Where is the Salish Sea?

The Salish Sea is located between the Northwest corner of the United States and Southwest corner of Canada. Spanning some 300 miles (480 kilometers), it is an inland saltwater sea that is connected to the Pacific Ocean by a large passage in the middle and several small passages to the north. Its glacial carved shores are comprised of many small inlets, islands, river deltas and fjords. The sea is protected from the relentless ocean swells by the Olympic Peninsula in Washington State and Vancouver Island in the Canadian provence of British Columbia.
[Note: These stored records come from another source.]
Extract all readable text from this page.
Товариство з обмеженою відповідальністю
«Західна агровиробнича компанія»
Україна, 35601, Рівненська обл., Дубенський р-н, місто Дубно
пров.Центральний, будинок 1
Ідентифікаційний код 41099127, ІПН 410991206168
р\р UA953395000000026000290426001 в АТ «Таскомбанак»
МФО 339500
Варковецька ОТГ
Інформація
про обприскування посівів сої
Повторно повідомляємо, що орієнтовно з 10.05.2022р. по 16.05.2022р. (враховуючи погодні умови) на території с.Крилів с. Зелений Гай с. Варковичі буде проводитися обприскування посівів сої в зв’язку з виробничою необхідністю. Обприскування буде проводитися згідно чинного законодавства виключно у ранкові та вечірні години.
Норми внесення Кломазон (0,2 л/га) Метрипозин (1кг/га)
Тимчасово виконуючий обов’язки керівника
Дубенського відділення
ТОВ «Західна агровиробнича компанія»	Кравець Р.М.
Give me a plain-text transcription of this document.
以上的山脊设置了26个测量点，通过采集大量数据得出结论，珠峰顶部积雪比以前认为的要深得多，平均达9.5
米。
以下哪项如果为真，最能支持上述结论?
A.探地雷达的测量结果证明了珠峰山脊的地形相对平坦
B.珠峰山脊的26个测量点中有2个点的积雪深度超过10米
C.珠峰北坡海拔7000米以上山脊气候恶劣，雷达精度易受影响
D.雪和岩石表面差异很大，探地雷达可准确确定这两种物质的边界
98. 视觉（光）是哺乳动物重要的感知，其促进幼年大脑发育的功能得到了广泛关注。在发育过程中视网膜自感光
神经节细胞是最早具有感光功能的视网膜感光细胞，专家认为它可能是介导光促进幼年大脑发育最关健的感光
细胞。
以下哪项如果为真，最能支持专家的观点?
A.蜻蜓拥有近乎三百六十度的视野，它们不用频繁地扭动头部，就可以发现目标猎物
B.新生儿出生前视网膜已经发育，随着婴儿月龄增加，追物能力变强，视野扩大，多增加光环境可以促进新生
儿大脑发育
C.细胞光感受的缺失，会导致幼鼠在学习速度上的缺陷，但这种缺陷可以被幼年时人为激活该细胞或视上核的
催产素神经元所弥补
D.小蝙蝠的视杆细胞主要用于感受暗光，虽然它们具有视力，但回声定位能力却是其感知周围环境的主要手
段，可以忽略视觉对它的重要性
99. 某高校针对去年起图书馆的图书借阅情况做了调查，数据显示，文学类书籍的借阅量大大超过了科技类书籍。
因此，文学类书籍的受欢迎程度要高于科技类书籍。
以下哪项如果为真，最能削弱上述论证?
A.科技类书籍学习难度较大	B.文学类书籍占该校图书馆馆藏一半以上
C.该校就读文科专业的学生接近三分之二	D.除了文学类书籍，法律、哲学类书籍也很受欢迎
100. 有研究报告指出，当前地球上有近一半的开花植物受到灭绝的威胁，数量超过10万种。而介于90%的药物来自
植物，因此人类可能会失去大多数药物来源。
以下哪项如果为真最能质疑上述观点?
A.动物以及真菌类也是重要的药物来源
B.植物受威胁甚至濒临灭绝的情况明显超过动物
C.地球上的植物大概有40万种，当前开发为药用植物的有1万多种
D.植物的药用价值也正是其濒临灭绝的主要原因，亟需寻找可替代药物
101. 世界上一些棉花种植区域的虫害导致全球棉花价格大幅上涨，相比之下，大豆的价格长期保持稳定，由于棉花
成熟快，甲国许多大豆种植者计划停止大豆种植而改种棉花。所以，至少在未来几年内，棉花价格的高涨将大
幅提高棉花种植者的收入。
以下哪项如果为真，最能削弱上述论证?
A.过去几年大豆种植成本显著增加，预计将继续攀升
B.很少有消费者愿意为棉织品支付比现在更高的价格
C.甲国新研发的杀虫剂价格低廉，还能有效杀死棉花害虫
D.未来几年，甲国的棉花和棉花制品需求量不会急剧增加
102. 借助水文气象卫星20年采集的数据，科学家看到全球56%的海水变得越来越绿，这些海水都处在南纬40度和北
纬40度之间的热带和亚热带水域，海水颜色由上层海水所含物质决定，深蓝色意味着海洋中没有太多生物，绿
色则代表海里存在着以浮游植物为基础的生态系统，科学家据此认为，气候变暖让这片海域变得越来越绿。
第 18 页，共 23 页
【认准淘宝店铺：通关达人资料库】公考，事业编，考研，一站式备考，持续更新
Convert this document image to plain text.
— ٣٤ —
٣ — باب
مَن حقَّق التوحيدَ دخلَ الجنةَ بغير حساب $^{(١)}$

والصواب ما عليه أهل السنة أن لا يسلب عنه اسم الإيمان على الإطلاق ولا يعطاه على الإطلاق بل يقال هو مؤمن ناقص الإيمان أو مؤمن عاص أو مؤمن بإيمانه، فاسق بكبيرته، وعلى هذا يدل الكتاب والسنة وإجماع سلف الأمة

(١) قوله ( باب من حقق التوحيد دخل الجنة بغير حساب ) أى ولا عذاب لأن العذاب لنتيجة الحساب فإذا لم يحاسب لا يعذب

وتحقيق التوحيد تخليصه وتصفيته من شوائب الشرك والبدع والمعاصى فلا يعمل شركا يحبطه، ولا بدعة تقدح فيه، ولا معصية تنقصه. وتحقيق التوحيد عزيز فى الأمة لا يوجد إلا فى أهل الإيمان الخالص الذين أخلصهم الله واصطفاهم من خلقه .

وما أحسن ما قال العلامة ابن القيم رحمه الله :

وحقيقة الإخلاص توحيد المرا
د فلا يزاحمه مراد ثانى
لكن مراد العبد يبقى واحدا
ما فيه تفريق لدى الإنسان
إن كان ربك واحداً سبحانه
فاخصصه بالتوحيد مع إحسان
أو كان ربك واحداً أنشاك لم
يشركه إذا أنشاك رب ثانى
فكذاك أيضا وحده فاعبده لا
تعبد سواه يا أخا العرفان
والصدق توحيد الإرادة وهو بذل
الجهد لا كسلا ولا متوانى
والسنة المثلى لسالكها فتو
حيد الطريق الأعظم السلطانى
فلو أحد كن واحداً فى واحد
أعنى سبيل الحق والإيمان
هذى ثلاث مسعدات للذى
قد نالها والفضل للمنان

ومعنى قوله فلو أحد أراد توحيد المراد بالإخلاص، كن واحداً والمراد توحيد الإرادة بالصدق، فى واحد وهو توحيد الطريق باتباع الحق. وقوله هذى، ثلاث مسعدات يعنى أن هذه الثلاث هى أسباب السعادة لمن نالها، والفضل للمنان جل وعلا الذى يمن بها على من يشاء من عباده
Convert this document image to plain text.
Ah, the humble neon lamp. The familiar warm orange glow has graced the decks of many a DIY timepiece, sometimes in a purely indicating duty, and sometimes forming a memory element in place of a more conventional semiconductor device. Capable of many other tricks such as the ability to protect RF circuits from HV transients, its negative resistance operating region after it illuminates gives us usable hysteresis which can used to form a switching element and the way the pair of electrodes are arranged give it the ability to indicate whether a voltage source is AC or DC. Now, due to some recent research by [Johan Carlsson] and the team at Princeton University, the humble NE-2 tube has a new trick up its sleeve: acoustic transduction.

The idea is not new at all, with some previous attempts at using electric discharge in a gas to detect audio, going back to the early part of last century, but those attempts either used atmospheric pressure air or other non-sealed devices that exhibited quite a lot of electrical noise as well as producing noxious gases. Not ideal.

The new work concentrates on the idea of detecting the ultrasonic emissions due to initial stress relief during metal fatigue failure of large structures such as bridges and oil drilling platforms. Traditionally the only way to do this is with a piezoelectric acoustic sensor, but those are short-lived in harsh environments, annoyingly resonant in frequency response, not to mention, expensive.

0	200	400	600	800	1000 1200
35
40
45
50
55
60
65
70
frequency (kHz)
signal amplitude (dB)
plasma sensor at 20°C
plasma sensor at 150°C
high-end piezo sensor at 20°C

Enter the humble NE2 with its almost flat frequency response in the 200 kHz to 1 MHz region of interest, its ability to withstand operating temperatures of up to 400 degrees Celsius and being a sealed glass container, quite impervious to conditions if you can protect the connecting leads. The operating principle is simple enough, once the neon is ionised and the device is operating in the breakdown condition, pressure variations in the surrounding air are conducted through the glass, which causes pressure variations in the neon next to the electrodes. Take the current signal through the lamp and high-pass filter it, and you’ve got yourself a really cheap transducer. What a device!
Until recently, the area was only referred by its major parts: Puget Sound, Hood Canal, Georgia Straits, Straits of Juan de Fuca, San Juan Islands, Gulf Islands, and Desolation Sound. To make things more confusing, the region is also referred to as part of the Inside Passage to Alaska.

Salish Sea Fun Facts:

- The Salish Sea has one of the most diversified eco systems with one of the broadest ranges of aquatic species in the world.

- The first European to explore the Salish Sea was Captain George Vancouver in 1792.

- The name "Salish" was chosen to honor the regions first human inhabitants, the Coast Salish people.

- The Salish Sea has a shoreline length of 4,641 miles (7,470 kilometers).

- The number of Islands in the Salish Sea is 419 (not including exposed reefs and shoals).

* The combined land area of the Salish Sea islands is 1,413 square miles (3,660 square kilometers).

- Water surface area of the Salish Sea is 6,534 square miles (16,925 square kilometers).

- The human population around the Salish Sea is approximately eight Million.

Why didn't the Salish Sea have a name until now? It is a very odd situation that this unique body of water has gone unnamed for so long. From maps and satellite views it seems so obvious that a distinctive geological feature is present, yet until recently, no chart or map has identified this inland sea in a singular fashion.

Perhaps it was due to its relatively recent discovery in comparison to many other places on earth. Or perhaps it was that the sea was discovered during a time when explorers were hoping to find a Northern trade route back to Europe? During the early years the region was thought to be the terminous of the Northwest Passage.